A landscaping company usually needs to hire employees at all levels for low wages work them 12 hour a day to be competitive due to other companies doing the same. Fiverr adds the same economic principles to skilled work, such as software developers (such as those who can “build mobile app” which is the suggested search phrase in this screenshot). Software developers with or without tens of thousands of dollars in college debt must make a living in the United States, but are forced to compete with people living in dangerous conditions oversees or living in crowded apartments which is illegal in the United States. In many countries, the safety of quality of housing does not have the enforcement or legal recourse that the U.S. does.

So I tried searching for “building mobile app” as suggested:

This is a good sampling of a “build mobile app” or “mobile app” search on Fiver, and is representative of the longer multi-category app development gig exploration I did recently. Though you have to click to see what you actually get for each price tier from that person, you can see that you could generally not make a living wage or a safe future living for yourself and your family in the United States unless payers consistently avoided the tempting low-priced offers.

After seeing this horror, I decided I’d be better off making my own games rather than making them for other people. It is clear that the people making such wages promote and sustain an international system of danger-level poverty. I define a bearable life as either living in the wild, or if in a house or apartment, with raised beds and bathroom(s) with soap, both of which must be reliable and maintained enough to prevent mold, disease, and parasitic insects. In most regions, that necessarily includes reliable year-round temperature control of some kind, including both air conditioning and heating in temperate regions.

Also, people must make enough money to save enough for when they have age-related conditions, are unable to care for themselves for any other reasons, or have medical issues. Otherwise they must have a culture or family that will care for them in those cases. Even then, the family and country must make enough money to do so, so the problem isn’t gone. You’ve just made it someone else’s problem and assumed you’ve fixed it.

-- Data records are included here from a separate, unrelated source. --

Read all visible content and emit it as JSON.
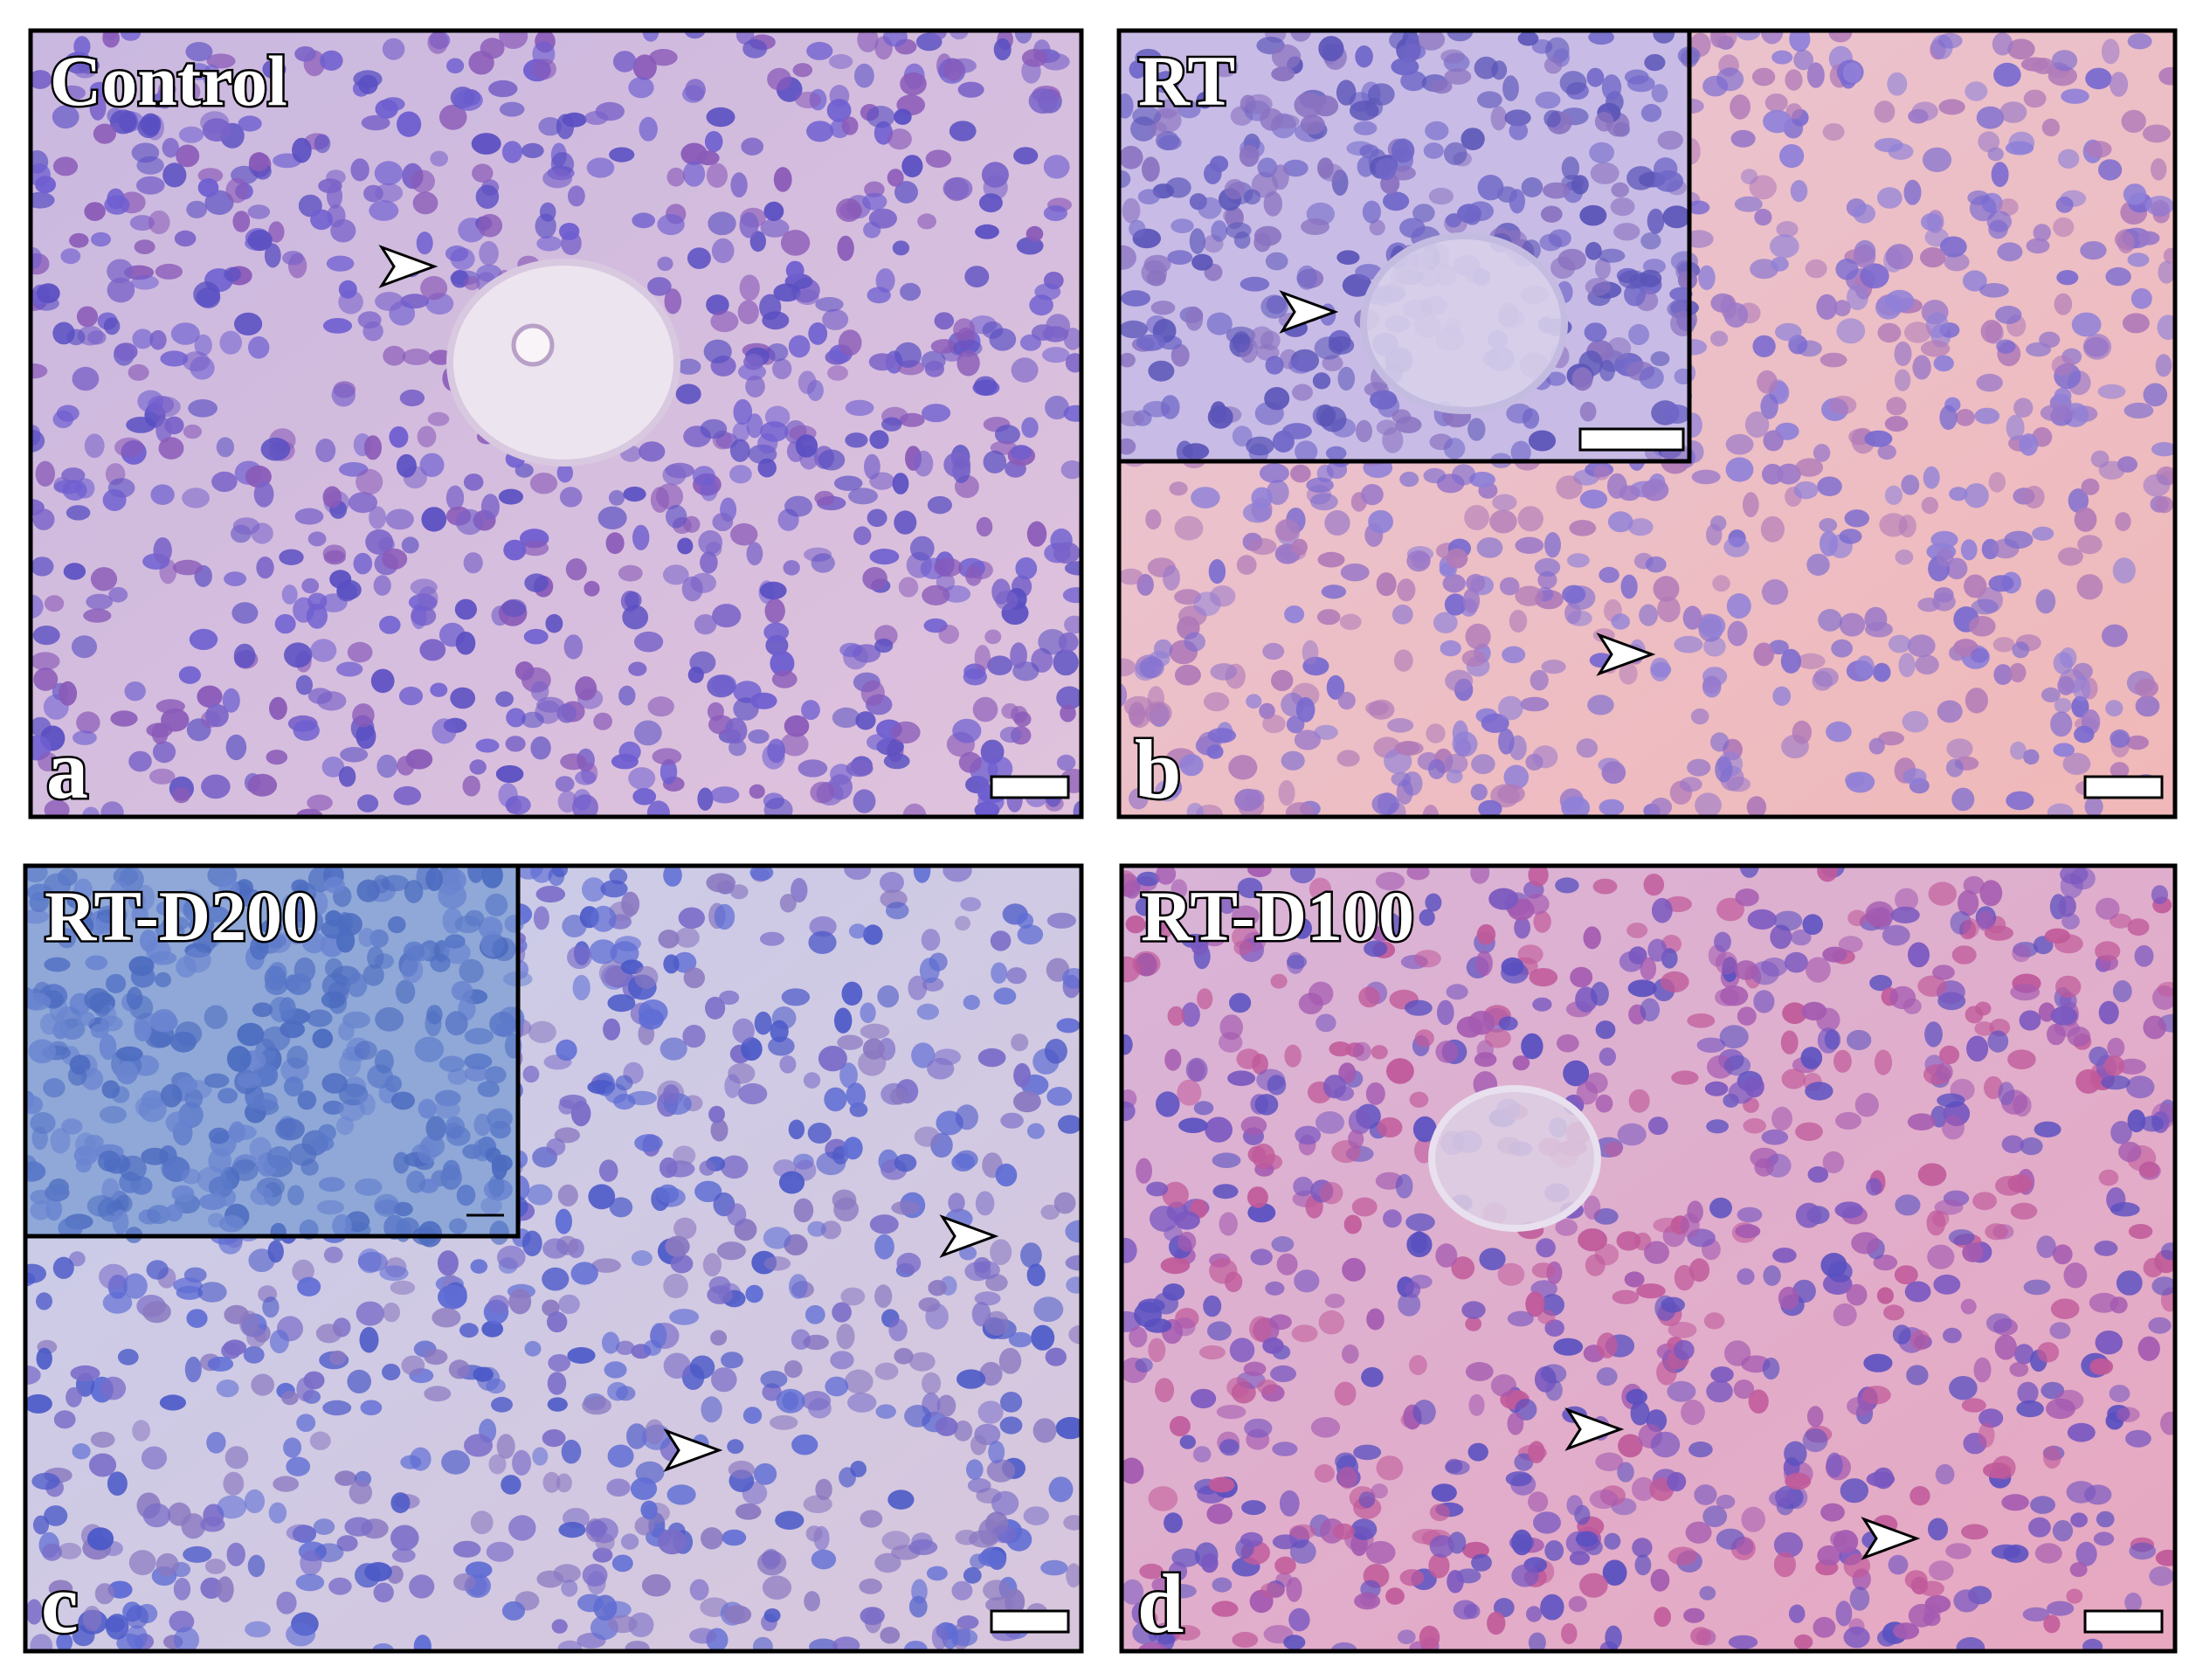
{
  "panels": [
    {
      "letter": "a",
      "label": "Control"
    },
    {
      "letter": "b",
      "label": "RT"
    },
    {
      "letter": "c",
      "label": "RT-D200"
    },
    {
      "letter": "d",
      "label": "RT-D100"
    }
  ]
}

In “The Age of Turbulence,” Alan Greenspan (former chairman of the Federal Reserve) suggests that outsourcing is good because it makes businesses more money. Robert Herjavec on Shark Tank feels the same way (or considering the wording, feels for workers in the U.S. but behaves the opposite to “take care” of the “business” as in the last sentence in the conversation). On the contrary, the people paying those people basically promote slavery, since it is probably only enough money to eat a minimal amount of food and live in dangerous conditions. These jobs are not careers. They only string people along and promote an unbearable life, like when you feed stray cats. If we ceased to promote these lifestyles with naive giving, no one (not to mention cat) would be there to begin with. They would either be self-sustaining, not have and place offspring in the same predicament, or they would be cared for some better way.

To make the world better, don’t play or buy such apps, and if you are starting or running a company, don’t hire people for slave wages on Fiverr or other places. Even playing these games or using these apps provides such companies with your personal information and ad time, both of which they sell. Ads and relevant privacy-respecting metrics and clone games aren’t always bad, but you would be giving the money to the wrong people in these cases. Instead, use ethical apps and support your local businesses and employees.